Le librettiste Luigi Illica s'est beaucoup documenté. Sur la première page du livret, il écrit : « Da H. de Latouche, Méry, Arséne Houssaye, Gauthier e J. Ed E. de Goncourt, ebbe l’idea di drammatizzare pel Teatro di Musica il personaggio e attinse dettagli di verità d’epoca. l’A. del libretto ». Sa force réside dans le mélange d'histoire avec un « H » majuscule (Robespierre et Fouquier-Tinville défilent à l'acte 2) et d'histoire avec un « h » minuscule, à savoir le triangle amoureux Andrea-Maddalena-Gérard.

Habituellement, les légendes des livrets ne servent qu'à expliquer qui sort par la droite, qui entre par la gauche, et si le protagoniste brandit une épée ou jette son chapeau par terre par agacement, mais dans le cas d'Illica, il s'agit de véritables dissertations historiques, d'indications précises et d'analyses du comportement des personnages. Le cinéma des frères Lumière naît quelques mois après la première de Chénier, et c'est comme si Illica avait écrit, dans ses légendes, les indications d'un scénario de cinéaste.

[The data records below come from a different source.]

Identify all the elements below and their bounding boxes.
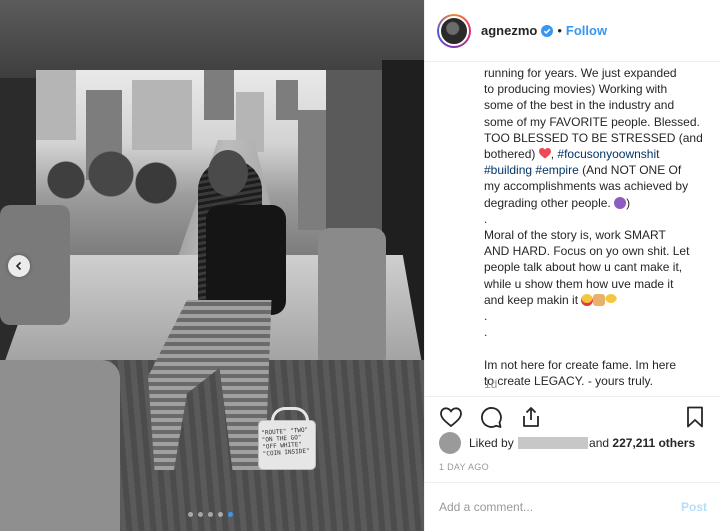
liker-username-redacted <box>518 437 589 449</box>
likes-count-link[interactable]: 227,211 others <box>612 436 695 450</box>
comment-input[interactable] <box>439 500 681 514</box>
caption-text: ) <box>626 195 631 210</box>
carousel-dot <box>218 512 223 517</box>
caption-line: . <box>484 211 488 226</box>
heart-icon[interactable] <box>439 405 463 429</box>
caption-line: #building #empire (And NOT ONE Of <box>484 162 716 178</box>
bookmark-icon[interactable] <box>683 405 707 429</box>
post-side-panel: agnezmo • Follow running for years. We j… <box>424 0 720 531</box>
caption-line: Im not here for create fame. Im here <box>484 357 677 372</box>
photo-armchair <box>0 360 120 531</box>
caption-line: AND HARD. Focus on yo own shit. Let <box>484 244 690 259</box>
carousel-dot <box>198 512 203 517</box>
caption-line: Moral of the story is, work SMART <box>484 228 666 243</box>
caption-line: my accomplishments was achieved by <box>484 179 689 194</box>
post-photo[interactable]: "ROUTE" "TWO" "ON THE GO" "OFF WHITE" "C… <box>0 0 424 531</box>
tongue-emoji-icon <box>581 293 594 306</box>
caption-text: , <box>550 147 555 162</box>
caption-line: to create LEGACY. - yours truly. <box>484 373 653 388</box>
photo-ceiling <box>0 0 424 78</box>
post-date: 1 DAY AGO <box>439 462 489 472</box>
hashtag-link[interactable]: #building <box>484 163 532 177</box>
comment-icon[interactable] <box>479 405 503 429</box>
post-actions-bar <box>425 396 720 436</box>
caption-line: . <box>484 309 488 324</box>
caption-line: degrading other people. ) <box>484 195 716 211</box>
likes-prefix: Liked by <box>469 436 514 450</box>
caption-line: and keep makin it <box>484 292 716 308</box>
photo-trees <box>36 150 186 210</box>
caption-line: running for years. We just expanded <box>484 66 677 80</box>
red-heart-emoji-icon <box>538 148 551 159</box>
caption-line: people talk about how u cant make it, <box>484 260 683 275</box>
caption-line: to producing movies) Working with <box>484 82 668 97</box>
caption-text: and keep makin it <box>484 292 579 307</box>
hashtag-link[interactable]: #focusonyoownshit <box>557 147 659 161</box>
carousel-indicator <box>188 512 233 517</box>
caption-line: bothered) , #focusonyoownshit <box>484 146 716 162</box>
share-icon[interactable] <box>519 405 543 429</box>
likes-and: and <box>589 436 610 450</box>
carousel-dot <box>228 512 233 517</box>
grimacing-emoji-icon <box>605 293 618 306</box>
caption-text: bothered) <box>484 147 536 162</box>
woman-shrugging-emoji-icon <box>614 196 627 209</box>
post-caption: running for years. We just expanded to p… <box>484 62 716 392</box>
photo-person-body <box>206 205 286 315</box>
verified-badge-icon <box>541 24 554 37</box>
hashtag-link[interactable]: #empire <box>535 163 578 177</box>
ok-hand-emoji-icon <box>593 293 606 306</box>
follow-button[interactable]: Follow <box>566 23 607 38</box>
carousel-dot <box>188 512 193 517</box>
header-separator: • <box>557 23 562 38</box>
chevron-left-icon <box>15 261 22 271</box>
caption-line: some of the best in the industry and <box>484 98 675 113</box>
caption-text: (And NOT ONE Of <box>582 163 682 178</box>
photo-handbag-text: "ROUTE" "TWO" "ON THE GO" "OFF WHITE" "C… <box>261 426 310 458</box>
username-link[interactable]: agnezmo <box>481 23 537 38</box>
caption-line: some of my FAVORITE people. Blessed. <box>484 114 700 129</box>
comment-bar: Post <box>425 482 720 531</box>
photo-cushion-right <box>318 228 386 368</box>
caption-line: while u show them how uve made it <box>484 276 674 291</box>
likes-summary: Liked by and 227,211 others <box>439 432 695 454</box>
caption-time-ago: 1d <box>484 377 498 391</box>
caption-text: degrading other people. <box>484 195 611 210</box>
caption-line: . <box>484 325 488 340</box>
photo-person-head <box>208 150 248 196</box>
caption-line: TOO BLESSED TO BE STRESSED (and <box>484 130 703 145</box>
profile-avatar[interactable] <box>437 13 471 48</box>
post-header: agnezmo • Follow <box>425 0 720 62</box>
carousel-dot <box>208 512 213 517</box>
carousel-prev-button[interactable] <box>8 255 30 277</box>
post-comment-button[interactable]: Post <box>681 500 707 514</box>
liker-avatar[interactable] <box>439 432 461 454</box>
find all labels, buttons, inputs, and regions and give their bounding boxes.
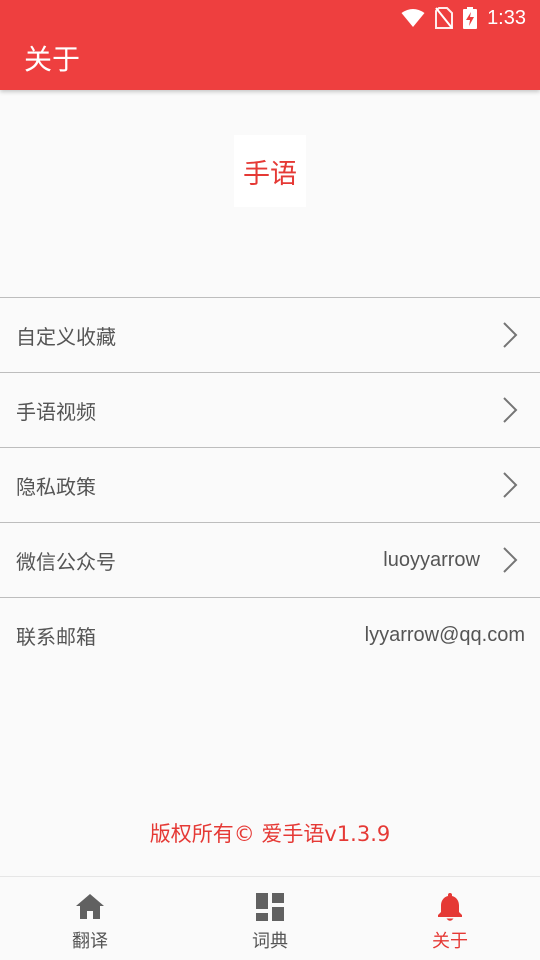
settings-menu: 自定义收藏 手语视频 隐私政策 微信公众号 luoyyarrow 联系邮箱 ly… (0, 297, 540, 672)
menu-item-wechat[interactable]: 微信公众号 luoyyarrow (0, 522, 540, 597)
status-time: 1:33 (487, 6, 526, 29)
copyright-text: 版权所有© 爱手语v1.3.9 (149, 822, 391, 846)
app-bar: 1:33 关于 (0, 0, 540, 90)
nav-label: 翻译 (72, 931, 108, 952)
menu-item-privacy-policy[interactable]: 隐私政策 (0, 447, 540, 522)
menu-item-label: 隐私政策 (16, 474, 96, 499)
battery-charging-icon (463, 7, 478, 29)
wifi-icon (401, 9, 425, 27)
logo-text: 手语 (243, 158, 297, 190)
nav-label: 关于 (432, 931, 468, 952)
menu-item-label: 自定义收藏 (16, 324, 116, 349)
menu-item-label: 联系邮箱 (16, 624, 96, 649)
menu-item-label: 手语视频 (16, 399, 96, 424)
email-value: lyyarrow@qq.com (364, 623, 525, 646)
app-logo: 手语 (234, 135, 306, 207)
nav-item-about[interactable]: 关于 (360, 877, 540, 960)
bell-icon (438, 893, 462, 921)
nav-label: 词典 (252, 931, 288, 952)
status-bar: 1:33 (0, 0, 540, 36)
chevron-right-icon (503, 547, 518, 573)
home-icon (76, 894, 104, 919)
menu-item-favorites[interactable]: 自定义收藏 (0, 297, 540, 372)
no-sim-icon (435, 7, 454, 29)
wechat-account-value: luoyyarrow (383, 548, 480, 571)
chevron-right-icon (503, 472, 518, 498)
chevron-right-icon (503, 397, 518, 423)
bottom-navigation: 翻译 词典 关于 (0, 876, 540, 960)
dashboard-icon (256, 893, 284, 921)
chevron-right-icon (503, 322, 518, 348)
nav-item-translate[interactable]: 翻译 (0, 877, 180, 960)
menu-item-email[interactable]: 联系邮箱 lyyarrow@qq.com (0, 597, 540, 672)
menu-item-label: 微信公众号 (16, 549, 116, 574)
nav-item-dictionary[interactable]: 词典 (180, 877, 360, 960)
page-title: 关于 (24, 43, 81, 76)
menu-item-sign-video[interactable]: 手语视频 (0, 372, 540, 447)
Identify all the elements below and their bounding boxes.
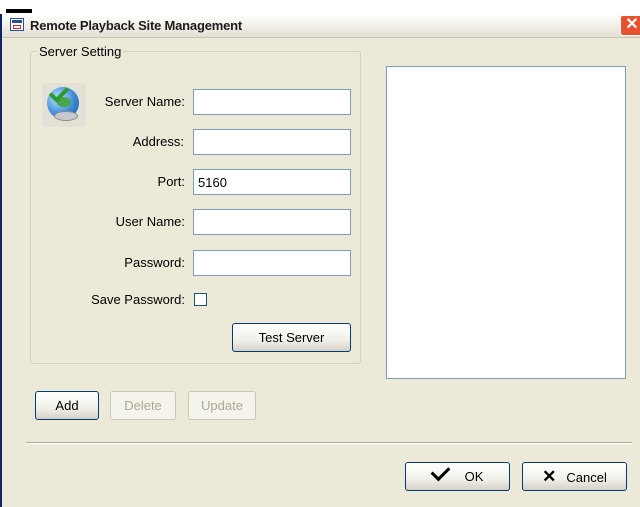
- background-underline: [6, 9, 32, 13]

En 1903, fort du succès de Chénier, Giordano écrit à Illica les trois règles à respecter pour qu'un opéra soit applaudi : « 1) Le public n'est pas captivé tant qu'il ne voit pas sur scène une langue dans une bouche - 2) Pour réussir, il faut un mouvement qui ne laisse aucune place au bâillement - 3) Car lorsque la musique est faite, tout se tient, et la même mélodie peut servir tous les différents sentiments de ce monde ».

Andrea Chénier est créé le 28 mars 1896 à la Scala : Rodolfo Ferrari dirigeait, Giuseppe Borgatti était Andrea, Mario Sammarco jouait Gérard et Evelina Carrera était Maddalena. « Triomphe complet au premier, troisième et quatrième acte. Le deuxième acte est également apprécié. 20 rappels artistes et maestro », tel est le télégramme que l'éditeur Sonzogno a envoyé à Illica.